Coop cooperativaRoma, 26 dic – Qualche tempo fa venne lanciata l’idea di un reality show nel quale, in palio per il vincitore, ci sarebbe stato un contratto a tempo indeterminato. L’esperimento fu messo in onda, su La7, ma chiuse i battenti anzitempo. A riprovarci, anni dopo e con un formato diverso, è la Coop.

L’equazione alla base della proposta della rete delle cooperative rosse è estremamente semplice: più bollini, più contratti di lavoro. Quali bollini? Quelli della spesa, che in genere vengono conservati per le raccolte premi. In alternativa, è capitato in passato che potessero essere offerti ad associazioni impegnate socialmente, verso le quali Coop avrebbe poi staccato un assegno pari all’importo dei punti donati. Ora viene offerta una nuova opportunità: devolvere il “premio” della spesa all’attivazione di stage retribuiti.
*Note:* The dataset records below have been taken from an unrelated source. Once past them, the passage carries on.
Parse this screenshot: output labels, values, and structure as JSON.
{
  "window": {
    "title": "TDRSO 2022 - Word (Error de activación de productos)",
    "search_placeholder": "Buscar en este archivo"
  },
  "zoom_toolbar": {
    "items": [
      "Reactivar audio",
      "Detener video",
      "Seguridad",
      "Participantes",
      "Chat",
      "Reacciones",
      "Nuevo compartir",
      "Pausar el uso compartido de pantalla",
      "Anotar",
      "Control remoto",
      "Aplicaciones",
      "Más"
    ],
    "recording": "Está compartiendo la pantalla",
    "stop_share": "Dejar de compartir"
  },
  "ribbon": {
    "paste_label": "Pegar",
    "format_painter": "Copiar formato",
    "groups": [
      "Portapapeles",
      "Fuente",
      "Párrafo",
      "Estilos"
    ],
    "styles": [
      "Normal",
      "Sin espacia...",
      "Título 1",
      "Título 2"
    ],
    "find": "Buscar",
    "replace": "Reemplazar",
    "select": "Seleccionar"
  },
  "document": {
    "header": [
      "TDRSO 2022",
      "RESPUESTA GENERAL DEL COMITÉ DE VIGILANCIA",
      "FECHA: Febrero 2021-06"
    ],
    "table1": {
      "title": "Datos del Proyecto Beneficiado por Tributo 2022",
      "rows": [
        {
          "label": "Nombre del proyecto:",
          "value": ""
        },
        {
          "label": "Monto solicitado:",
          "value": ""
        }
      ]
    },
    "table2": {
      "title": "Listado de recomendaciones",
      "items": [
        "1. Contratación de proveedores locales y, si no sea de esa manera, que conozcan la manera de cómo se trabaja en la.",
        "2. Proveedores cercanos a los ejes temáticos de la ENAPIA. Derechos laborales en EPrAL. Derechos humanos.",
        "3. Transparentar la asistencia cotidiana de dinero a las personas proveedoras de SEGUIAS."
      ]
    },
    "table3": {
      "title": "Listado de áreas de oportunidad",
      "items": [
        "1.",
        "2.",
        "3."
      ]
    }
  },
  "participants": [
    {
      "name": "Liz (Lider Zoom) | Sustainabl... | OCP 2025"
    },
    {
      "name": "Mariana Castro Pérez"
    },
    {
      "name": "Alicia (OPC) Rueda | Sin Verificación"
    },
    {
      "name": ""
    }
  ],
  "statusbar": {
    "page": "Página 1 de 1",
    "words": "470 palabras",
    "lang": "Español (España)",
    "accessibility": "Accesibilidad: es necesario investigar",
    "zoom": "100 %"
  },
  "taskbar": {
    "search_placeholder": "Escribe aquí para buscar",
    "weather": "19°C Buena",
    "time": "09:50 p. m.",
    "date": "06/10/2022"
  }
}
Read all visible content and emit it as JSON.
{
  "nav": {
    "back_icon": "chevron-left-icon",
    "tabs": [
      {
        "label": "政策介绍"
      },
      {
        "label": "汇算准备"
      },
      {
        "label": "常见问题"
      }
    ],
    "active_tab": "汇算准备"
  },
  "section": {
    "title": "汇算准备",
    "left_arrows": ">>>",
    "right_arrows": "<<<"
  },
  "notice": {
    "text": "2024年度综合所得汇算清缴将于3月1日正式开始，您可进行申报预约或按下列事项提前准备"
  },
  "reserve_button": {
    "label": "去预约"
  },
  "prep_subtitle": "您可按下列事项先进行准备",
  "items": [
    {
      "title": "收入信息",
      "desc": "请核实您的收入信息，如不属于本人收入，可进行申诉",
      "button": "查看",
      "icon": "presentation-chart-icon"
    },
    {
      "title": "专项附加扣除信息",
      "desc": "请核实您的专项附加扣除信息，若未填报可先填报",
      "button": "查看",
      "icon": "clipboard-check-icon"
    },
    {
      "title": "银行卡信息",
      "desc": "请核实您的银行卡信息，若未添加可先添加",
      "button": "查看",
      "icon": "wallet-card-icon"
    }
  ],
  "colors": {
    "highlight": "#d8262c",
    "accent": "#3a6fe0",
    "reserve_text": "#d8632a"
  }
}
Il progetto, che prende il nome di “Attiva Giovani”, «intende realizzare tirocini formativi, della durata di 4 o 6 mesi, per giovani disoccupati o senza occupazione dai 25 ai 34 anni», afferma Simona Caselli, presidente di Legacoop Emilia Ovest e appena nominata assessore all’agricoltura nella giunta del neogovernatore Stefano Bonaccini. Continua la Caselli: «Il problema dell’occupazione, nel nostro Paese, ha assunto i confini di un’emergenza. E la necessità di un intervento in questo campo e’ una priorità». Nella brochure informativa si legge che il progetto s’inserisce all’interno del Catalogo punti di Coop Nordest. Come funziona: il cliente, all’atto di ricevere i bollini, potrà decidere di destinarli ad un fondo speciale che, raggiunta la capienza sufficiente, farà partire lo stage. Retribuzione 500 euro al mese.

L’idea è partita da una analoga iniziativa che ha preso piede, per la prima volta, nel mantovano. Qui, lo scorso anno furono raccolti 45mila euro che permisero di attivare 20 tirocini. Un successo, in primis per l’aumento conseguente delle vendite da parte dei supermercati coinvolti.

Il meccanismo non è più quello del Grande Fratello, con sfide fra i concorrenti e televoto da casa. D’altronde, qui siamo in “real life”. E l’occupazione è diventata, per la Coop, affare di marketing ammantato da buonismo. Quasi di beneficenza.